Expectations of Leadership Communities

As a Leadership Community designee, communities are expected to thoughtfully engage in the Success Network’s peer-to-peer learning opportunities through:

  • Participating in the annual convening and meetings where appropriate and feasible.
  • Sharing best practices, milestones, and outcomes regularly with the network’s organizers and other Leadership Communities.
  • Regularly seeking support from the network’s organizers to achieve goals.
  • Using local data for continuous improvement.
  • Leveraging the support of the Success Network and its organizers to help you achieve your goals.

Application Process

Communities interested in receiving the Success Network’s Leadership Community designation should contact Director Edith Njuguna. To apply, communities must outline a plan of action for working with partners to achieve local education and career outcome goals. The plan serves as the application and must address the following issues:
  1. Define your community’s region (i.e., geographic area the community plan will cover).
  1. Identify (or outline the process to identify) 3-5 ways you will measure success, including a timeline. (The metrics may be selected from the Success Network Dashboard at ILSuccessNetwork.org or other sources. Metrics other communities have chosen include FAFSA completion, high school graduation, postsecondary remediation rates, etc.)
  1. Identify (or outline the process to identify) key activities that will commence implementation during the next 12- to 24-month period for increasing college and career readiness and postsecondary attainment. Please briefly describe these strategies.
  1. Identify (or describe your plan to identify) 3-4 priority workforce development and career areas based on the College and Career Pathway Endorsement’s sector areas: Agriculture, Food, and Natural Resources; Arts & Communication; Finance & Business Services; Health Sciences & Technology; Human and Public Services (including Education); Information Technology; Manufacturing, Engineering, Technology & Trades.
  1. Describe how the activities identified will be intentionally designed to eliminate disparities in educational access and outcomes for students from historically underserved and underrepresented populations.
  1. Describe the strategies you currently use or will use to engage individuals or groups that will be impacted by the decisions or activities of your collaborative, when deciding which efforts to focus on to achieve equitable postsecondary attainment goals.
  1. Identify a partner who will serve as a trusted intermediary organization to build a common agenda, articulate mutually reinforcing activities, measurements, and communications across sectors involving PreK-12 education, postsecondary education, employers, and civic community. Examples of intermediary organizations include community-based organizations, Regional Offices of Education, Education for Employment system offices, chambers of commerce, local Economic Development Councils, and existing collective impact leads.
  1. Formally document your partnership with a Memoranda of Understanding (MOU) on all the above goals and activities involving all the following stakeholders, and attach copies to the plan:
    • Employers
    • Secondary education partners
    • Postsecondary education partners, specifically including the area community college
    • Municipal leaders
    • Representatives from community-based organizations
    • Elementary and/or early childhood education partners (optional but highly encouraged)
  1. Describe your plan to engage additional community partners as the work evolves over time.

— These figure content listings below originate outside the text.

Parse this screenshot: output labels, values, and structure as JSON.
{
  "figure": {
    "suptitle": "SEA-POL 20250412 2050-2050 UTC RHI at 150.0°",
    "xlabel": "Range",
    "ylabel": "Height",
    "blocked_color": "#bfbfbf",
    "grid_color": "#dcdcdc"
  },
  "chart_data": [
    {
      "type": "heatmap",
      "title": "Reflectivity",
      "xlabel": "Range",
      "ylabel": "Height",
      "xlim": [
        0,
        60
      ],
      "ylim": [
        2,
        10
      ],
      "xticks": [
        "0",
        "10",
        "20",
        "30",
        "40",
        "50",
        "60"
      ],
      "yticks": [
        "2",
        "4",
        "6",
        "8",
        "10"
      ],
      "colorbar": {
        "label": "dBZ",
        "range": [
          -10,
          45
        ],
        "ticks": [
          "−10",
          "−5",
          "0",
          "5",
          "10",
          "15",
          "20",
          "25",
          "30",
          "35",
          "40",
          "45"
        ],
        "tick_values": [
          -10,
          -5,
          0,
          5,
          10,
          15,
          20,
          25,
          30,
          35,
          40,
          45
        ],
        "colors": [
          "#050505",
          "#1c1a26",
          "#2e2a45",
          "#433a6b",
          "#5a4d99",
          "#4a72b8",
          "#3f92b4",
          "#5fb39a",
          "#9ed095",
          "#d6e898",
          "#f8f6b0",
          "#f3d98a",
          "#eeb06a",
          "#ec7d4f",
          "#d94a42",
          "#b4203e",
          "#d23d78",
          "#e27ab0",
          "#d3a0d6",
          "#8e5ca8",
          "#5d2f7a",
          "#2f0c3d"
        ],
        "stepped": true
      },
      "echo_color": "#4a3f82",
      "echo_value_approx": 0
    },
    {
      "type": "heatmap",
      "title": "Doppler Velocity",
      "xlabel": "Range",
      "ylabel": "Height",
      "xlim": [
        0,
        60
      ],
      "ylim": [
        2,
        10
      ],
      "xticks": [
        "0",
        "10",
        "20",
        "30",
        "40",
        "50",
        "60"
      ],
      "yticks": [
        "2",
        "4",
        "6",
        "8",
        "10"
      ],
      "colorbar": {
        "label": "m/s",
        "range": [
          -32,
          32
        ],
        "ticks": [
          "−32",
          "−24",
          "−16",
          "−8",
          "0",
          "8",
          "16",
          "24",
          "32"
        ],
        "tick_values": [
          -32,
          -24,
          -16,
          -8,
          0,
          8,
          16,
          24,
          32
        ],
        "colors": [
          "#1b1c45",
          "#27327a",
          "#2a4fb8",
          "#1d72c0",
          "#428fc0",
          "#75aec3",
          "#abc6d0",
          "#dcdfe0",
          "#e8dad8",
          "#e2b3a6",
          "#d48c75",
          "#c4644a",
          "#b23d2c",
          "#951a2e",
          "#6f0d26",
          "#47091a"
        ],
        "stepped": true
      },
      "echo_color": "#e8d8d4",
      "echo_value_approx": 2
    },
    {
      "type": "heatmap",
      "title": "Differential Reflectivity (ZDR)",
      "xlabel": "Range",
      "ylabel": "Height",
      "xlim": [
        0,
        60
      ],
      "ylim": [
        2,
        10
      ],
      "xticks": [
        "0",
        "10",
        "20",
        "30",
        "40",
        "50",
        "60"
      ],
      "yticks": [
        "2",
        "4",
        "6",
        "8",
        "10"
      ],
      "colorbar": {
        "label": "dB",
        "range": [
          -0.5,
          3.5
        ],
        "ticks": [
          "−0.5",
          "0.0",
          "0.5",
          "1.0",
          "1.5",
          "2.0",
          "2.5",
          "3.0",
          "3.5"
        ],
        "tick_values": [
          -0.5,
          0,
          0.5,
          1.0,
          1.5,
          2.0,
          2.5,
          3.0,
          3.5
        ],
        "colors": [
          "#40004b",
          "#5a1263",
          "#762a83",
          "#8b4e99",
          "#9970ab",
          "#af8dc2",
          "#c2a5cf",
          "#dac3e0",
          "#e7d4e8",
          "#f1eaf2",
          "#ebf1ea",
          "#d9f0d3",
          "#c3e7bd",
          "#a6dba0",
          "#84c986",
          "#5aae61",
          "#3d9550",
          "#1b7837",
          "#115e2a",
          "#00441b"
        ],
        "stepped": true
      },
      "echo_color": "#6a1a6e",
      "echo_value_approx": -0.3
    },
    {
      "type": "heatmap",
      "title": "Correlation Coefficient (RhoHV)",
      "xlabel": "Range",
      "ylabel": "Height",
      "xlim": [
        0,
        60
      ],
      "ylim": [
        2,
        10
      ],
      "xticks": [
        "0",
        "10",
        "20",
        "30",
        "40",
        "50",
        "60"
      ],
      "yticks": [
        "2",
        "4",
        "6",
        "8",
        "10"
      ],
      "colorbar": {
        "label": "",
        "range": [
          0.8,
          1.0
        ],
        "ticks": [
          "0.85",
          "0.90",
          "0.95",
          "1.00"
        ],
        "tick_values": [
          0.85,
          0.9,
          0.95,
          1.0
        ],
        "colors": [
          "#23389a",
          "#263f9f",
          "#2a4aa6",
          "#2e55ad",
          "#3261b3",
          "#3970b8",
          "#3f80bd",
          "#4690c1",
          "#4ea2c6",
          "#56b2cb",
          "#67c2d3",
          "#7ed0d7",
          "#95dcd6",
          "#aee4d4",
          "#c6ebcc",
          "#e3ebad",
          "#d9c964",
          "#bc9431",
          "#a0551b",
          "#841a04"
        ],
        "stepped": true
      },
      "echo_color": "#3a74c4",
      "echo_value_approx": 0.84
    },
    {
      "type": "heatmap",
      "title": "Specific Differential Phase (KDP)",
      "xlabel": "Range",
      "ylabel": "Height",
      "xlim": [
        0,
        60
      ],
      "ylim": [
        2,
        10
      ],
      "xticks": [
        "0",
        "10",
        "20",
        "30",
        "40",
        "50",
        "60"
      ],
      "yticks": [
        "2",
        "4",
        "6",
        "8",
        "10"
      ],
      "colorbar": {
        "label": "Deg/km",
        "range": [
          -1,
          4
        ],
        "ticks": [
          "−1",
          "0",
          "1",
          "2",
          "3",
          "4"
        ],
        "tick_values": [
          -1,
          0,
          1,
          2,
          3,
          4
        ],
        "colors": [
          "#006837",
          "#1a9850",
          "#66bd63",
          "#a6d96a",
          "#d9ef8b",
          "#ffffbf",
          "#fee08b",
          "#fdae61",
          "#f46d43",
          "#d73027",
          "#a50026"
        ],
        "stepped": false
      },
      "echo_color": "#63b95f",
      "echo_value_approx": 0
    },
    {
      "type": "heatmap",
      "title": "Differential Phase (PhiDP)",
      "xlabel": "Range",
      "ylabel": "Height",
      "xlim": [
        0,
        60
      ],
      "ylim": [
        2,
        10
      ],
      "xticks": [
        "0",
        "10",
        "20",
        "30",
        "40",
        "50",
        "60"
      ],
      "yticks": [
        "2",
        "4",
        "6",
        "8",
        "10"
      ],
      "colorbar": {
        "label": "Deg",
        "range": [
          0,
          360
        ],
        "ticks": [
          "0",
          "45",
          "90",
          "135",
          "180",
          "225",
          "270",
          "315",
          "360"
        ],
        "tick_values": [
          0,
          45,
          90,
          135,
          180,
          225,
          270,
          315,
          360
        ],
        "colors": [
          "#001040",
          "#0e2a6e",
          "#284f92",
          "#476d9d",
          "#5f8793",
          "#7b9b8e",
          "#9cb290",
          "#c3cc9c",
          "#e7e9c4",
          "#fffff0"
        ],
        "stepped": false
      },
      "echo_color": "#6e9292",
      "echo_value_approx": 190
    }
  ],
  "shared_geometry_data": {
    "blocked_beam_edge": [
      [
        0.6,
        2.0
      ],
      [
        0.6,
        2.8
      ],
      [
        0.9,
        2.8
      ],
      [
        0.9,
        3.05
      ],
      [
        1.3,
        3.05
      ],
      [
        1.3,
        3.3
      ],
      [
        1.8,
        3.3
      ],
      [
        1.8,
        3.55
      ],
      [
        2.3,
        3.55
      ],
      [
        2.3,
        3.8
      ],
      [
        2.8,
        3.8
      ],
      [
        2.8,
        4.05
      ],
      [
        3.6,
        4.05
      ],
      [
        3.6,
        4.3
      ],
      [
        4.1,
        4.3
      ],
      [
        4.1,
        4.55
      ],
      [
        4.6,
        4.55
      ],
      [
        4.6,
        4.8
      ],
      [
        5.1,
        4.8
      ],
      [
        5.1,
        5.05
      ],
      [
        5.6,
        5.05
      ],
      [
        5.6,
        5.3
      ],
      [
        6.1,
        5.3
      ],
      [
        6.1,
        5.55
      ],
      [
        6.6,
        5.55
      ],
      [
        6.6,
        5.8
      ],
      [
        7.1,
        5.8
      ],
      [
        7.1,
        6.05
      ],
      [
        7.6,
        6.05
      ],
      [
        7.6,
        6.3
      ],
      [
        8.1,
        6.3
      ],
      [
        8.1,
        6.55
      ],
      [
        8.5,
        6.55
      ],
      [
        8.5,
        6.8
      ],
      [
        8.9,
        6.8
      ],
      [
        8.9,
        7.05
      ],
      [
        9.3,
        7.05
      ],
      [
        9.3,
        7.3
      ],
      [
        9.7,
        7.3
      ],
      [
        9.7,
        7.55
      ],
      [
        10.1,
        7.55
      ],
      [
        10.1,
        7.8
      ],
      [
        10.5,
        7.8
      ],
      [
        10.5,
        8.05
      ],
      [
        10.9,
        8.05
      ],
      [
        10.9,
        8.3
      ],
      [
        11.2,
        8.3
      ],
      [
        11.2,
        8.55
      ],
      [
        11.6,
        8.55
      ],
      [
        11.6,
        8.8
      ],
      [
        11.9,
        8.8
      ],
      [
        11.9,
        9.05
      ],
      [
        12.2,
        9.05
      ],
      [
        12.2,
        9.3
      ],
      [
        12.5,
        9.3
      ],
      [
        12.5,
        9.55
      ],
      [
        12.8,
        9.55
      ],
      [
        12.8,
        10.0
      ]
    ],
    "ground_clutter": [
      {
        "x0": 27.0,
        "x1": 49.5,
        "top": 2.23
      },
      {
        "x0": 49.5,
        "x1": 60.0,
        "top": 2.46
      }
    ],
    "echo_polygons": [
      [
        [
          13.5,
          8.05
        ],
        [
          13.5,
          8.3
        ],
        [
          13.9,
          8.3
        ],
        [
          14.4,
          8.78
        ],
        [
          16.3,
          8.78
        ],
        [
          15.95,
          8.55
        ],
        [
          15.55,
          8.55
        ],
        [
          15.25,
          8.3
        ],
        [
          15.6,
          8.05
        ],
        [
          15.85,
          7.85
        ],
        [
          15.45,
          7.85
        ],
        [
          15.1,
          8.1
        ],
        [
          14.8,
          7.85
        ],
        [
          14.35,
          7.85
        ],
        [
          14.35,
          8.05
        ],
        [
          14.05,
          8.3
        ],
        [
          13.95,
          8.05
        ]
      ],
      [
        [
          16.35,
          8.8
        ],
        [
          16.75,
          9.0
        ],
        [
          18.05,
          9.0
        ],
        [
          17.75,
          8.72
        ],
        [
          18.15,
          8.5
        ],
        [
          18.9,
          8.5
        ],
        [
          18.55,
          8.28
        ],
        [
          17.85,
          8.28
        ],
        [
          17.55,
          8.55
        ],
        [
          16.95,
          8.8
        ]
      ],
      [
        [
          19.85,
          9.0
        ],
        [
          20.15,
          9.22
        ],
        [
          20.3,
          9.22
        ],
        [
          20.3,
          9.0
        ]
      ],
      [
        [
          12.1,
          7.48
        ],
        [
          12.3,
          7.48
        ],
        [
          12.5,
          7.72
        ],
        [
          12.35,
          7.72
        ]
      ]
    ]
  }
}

Developing Your Plan for Submission

Step 1

Contact Director Edith Njuguna to discuss your interest. The network’s organizers can support communities as needed to develop a plan, including helping to coordinate partners, reviewing data, and identifying goals.

Step 2

Download the Word template or copy/paste the 9 points above into a working document.

Step 3

Connect with regional partners to collaborate on your draft. When finished, submit via email.